If you are overwhelmed by all the scale patters that can be played on the guitar, this will interest you.
There is a single fingering pattern for the major scale that you can use all over the fretboard. I call it the stretch pattern, other call it the spread pattern. No matter what you call it, it is the best pattern I know of for navigating and understanding the fretboard. It has many advantages over other patterns, for now I want to discuss how great it is for playing modes.
Modes are an important part of music, especially if you want to improvise or play lead. Often in playing lead or improvising you will play a mode over a chord. That’s because the mode and the chord share the same harmonies. In fact, the chord is actually derived from the mode itself.

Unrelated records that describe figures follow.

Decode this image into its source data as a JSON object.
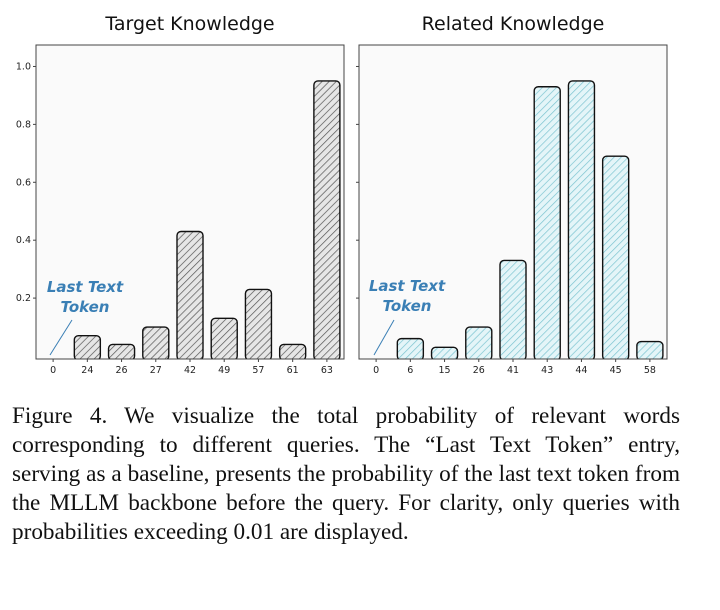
{
  "chart_data": [
    {
      "type": "bar",
      "title": "Target Knowledge",
      "categories": [
        "0",
        "24",
        "26",
        "27",
        "42",
        "49",
        "57",
        "61",
        "63"
      ],
      "values": [
        0.0,
        0.07,
        0.04,
        0.1,
        0.43,
        0.13,
        0.23,
        0.04,
        0.95
      ],
      "ylim": [
        0,
        1.05
      ],
      "yticks": [
        "0.2",
        "0.4",
        "0.6",
        "0.8",
        "1.0"
      ],
      "annotation": [
        "Last Text",
        "Token"
      ],
      "fill": "#e6e6e6",
      "hatch": "#555555"
    },
    {
      "type": "bar",
      "title": "Related Knowledge",
      "categories": [
        "0",
        "6",
        "15",
        "26",
        "41",
        "43",
        "44",
        "45",
        "58"
      ],
      "values": [
        0.0,
        0.06,
        0.03,
        0.1,
        0.33,
        0.93,
        0.95,
        0.69,
        0.05
      ],
      "ylim": [
        0,
        1.05
      ],
      "annotation": [
        "Last Text",
        "Token"
      ],
      "fill": "#e4f5f8",
      "hatch": "#7cc4d0"
    }
  ],
  "caption": "Figure 4. We visualize the total probability of relevant words corresponding to different queries. The “Last Text Token” entry, serving as a baseline, presents the probability of the last text token from the MLLM backbone before the query. For clarity, only queries with probabilities exceeding 0.01 are displayed."
}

The difficulty in playing modes over chords is that many books and teachers treat them like they are separate scales that require separate fingering patterns. This usually means learning about eight different patterns that are only slightly different from each other. Yes, you can do it, but I want to show you a fingering pattern that makes playing modes much easier.

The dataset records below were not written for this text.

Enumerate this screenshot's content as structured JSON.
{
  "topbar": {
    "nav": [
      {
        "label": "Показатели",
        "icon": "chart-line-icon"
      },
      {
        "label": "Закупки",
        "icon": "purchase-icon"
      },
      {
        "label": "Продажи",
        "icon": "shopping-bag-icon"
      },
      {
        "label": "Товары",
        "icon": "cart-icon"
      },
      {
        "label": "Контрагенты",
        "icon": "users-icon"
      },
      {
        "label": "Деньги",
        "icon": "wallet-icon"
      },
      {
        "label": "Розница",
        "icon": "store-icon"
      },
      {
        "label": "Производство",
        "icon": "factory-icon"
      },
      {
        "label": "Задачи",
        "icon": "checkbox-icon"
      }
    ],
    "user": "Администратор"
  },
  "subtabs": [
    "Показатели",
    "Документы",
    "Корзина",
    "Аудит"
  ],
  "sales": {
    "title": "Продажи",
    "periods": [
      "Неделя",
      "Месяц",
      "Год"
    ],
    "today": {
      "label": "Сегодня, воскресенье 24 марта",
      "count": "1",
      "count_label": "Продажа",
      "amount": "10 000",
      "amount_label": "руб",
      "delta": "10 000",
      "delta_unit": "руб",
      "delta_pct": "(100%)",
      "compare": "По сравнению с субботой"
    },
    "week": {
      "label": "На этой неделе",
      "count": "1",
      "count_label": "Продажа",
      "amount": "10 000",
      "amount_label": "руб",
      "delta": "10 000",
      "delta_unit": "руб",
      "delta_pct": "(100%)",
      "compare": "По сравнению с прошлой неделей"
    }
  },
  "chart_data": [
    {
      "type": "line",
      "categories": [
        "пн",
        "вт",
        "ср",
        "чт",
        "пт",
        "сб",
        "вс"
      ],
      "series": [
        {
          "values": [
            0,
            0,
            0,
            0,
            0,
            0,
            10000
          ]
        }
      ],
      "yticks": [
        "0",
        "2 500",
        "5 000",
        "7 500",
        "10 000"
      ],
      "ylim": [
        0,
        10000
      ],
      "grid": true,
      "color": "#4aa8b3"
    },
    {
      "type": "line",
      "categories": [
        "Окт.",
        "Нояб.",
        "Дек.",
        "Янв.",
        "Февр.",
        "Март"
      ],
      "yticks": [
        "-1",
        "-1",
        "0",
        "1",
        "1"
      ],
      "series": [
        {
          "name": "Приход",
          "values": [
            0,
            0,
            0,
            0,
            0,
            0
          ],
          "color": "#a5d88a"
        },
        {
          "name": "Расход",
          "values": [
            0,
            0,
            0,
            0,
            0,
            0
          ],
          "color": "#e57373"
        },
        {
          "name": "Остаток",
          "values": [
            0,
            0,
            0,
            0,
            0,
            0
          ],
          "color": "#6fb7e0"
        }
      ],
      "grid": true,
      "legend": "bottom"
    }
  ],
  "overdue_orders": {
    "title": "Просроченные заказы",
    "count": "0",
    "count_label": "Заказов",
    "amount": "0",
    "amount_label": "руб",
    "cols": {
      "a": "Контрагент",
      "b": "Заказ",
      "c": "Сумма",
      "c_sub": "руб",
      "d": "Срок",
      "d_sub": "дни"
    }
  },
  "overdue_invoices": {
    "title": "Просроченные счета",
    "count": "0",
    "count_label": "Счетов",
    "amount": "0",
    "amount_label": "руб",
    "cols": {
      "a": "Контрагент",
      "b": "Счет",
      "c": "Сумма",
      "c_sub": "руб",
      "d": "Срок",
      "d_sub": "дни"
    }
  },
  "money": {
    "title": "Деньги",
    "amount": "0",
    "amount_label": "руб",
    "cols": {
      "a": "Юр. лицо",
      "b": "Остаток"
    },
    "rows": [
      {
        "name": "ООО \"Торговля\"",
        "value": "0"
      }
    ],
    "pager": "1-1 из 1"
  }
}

The stretch pattern playing a major scale over two octaves beginning on the 6th string looks like this:
The numbers indicate the finger used to play the note. The gray circles show the first octave. The black circles show the second octave. Each note of the major scale is the first note of a mode that ends on the same note and octave higher. The advantage this pattern has over others is that the same finger that began the mode ends it and your finger is in the same position relative to the other notes in the pattern.
The mode that begins on the fifth note of the major scale is called the mixolydian mode. When playing the C Major scale from the sixth string, the stretch fingering pattern looks like this:
Using the stretch pattern allows you to use the same fingering pattern for any of the modes (of the Diatonic scale). The consistent relative location of the notes in the pattern makes it easy to identify what note of the scale you are playing. The fact that the finger that begins and ends the mode are the same is icing on the cake. It is important to note however, that the notes on the second string shift to accommodate this string’s different tuning relative to the others on the guitar. Still, this is only a slight variation to what is a very consistent pattern.
The stretch pattern does require your fingers to span more frets than other patterns and that could slow you down at first. However, when melodic expression is more important than speed, this is the pattern to use.